On top of the current power challenges, Fruit SA said last year the industry had had to navigate numerous challenges.
“We saw massive cost increases across the value chain (e.g. diesel increased by 25%, packing material by 22% and fertiliser by 80%). Shipping costs also increased. The industry also had to contend with shortfalls in infrastructure and capacity, port closures and bottlenecks in logistics, load shedding, shipping delays, higher interest rates and average to low prices.”
Fruit SA said the EU also imposed a new measure for South African oranges against the false codling moth, which then threatened the sustainability and profitability of the citrus industry.
Ratshitanga said that recognising the odds that were against the industry, which was one of the biggest employers in the agriculture sector, they had started this year with concerns around the sustainability and further growth of the industry.
Hence, the industry was engaging with relevant stakeholders to try to arrest these issues.
On the positive side, it said following seven years of negotiations, South Africa had successfully shipped its first container of pears to China last September.
The industry also had three verification visits by Indian (avocados), Japanese (avocados) and Vietnamese (for oranges) authorities for our market access applications for avocados and oranges, respectively. These had been affected by Covid-19-related travel restrictions. They were said to be positive steps towards the conclusion of the applications.
The domestic and global economies were under pressure at the moment and this would impact growers negatively. The EU remained the biggest market for South Africa’s fresh fruit (taking about 35% of the country’s fruit), and the high inflation and energy costs were impacting buying power, which meant less spending on fresh produce. This would obviously affect growers’ earnings.
Fruit SA still saw a growth potential going forward.
However, for this year’s season, she said many fruit industries were projecting contractions in hectares and export volumes.

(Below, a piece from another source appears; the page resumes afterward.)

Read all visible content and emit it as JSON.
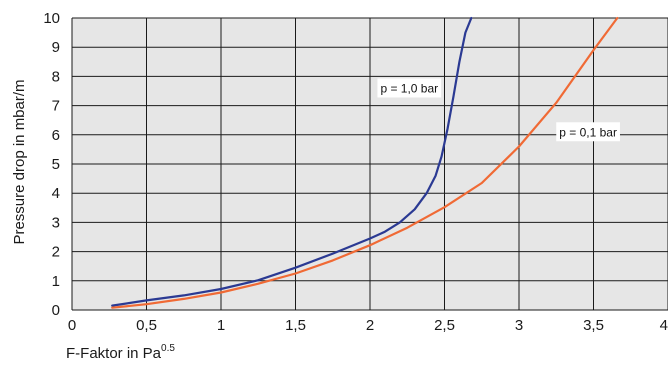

“The contractions are due to the many challenges affecting nett farm income negatively over the last few seasons which are already alluded to above.”
The local fruit industry was export-oriented, exporting 65% of the 5.6 million tons of fruit produced in the 2020/21 season.
“Increasing and maintaining access to markets is, therefore, critical for its growth. All the infrastructure and logistics bottlenecks also need to be addressed.
“In this regard, public-private partnerships are needed to deal with most of these. However, shipping delays, port congestions, persistent power cuts and the high input and shipping costs may hinder this potential growth,” Ratshitanga said.
Fruit SA said the industry contributed significantly to the economy with fresh fruit comprising 35% of South Africa’s agriculture exports, the value of these exports is about $3.3 billion (R61bn) and just under 300 000 people were directly employed on farms, supporting just over a million dependants.
She said the country’s success in implementing the necessary interventions would continue to strengthen the industry’s position and boost the local economy.
“With the focus on transformation, the growth that we are seeking to achieve will also be inclusive, ensuring that previously disadvantaged individuals also participate meaningfully in the fruit value chain.”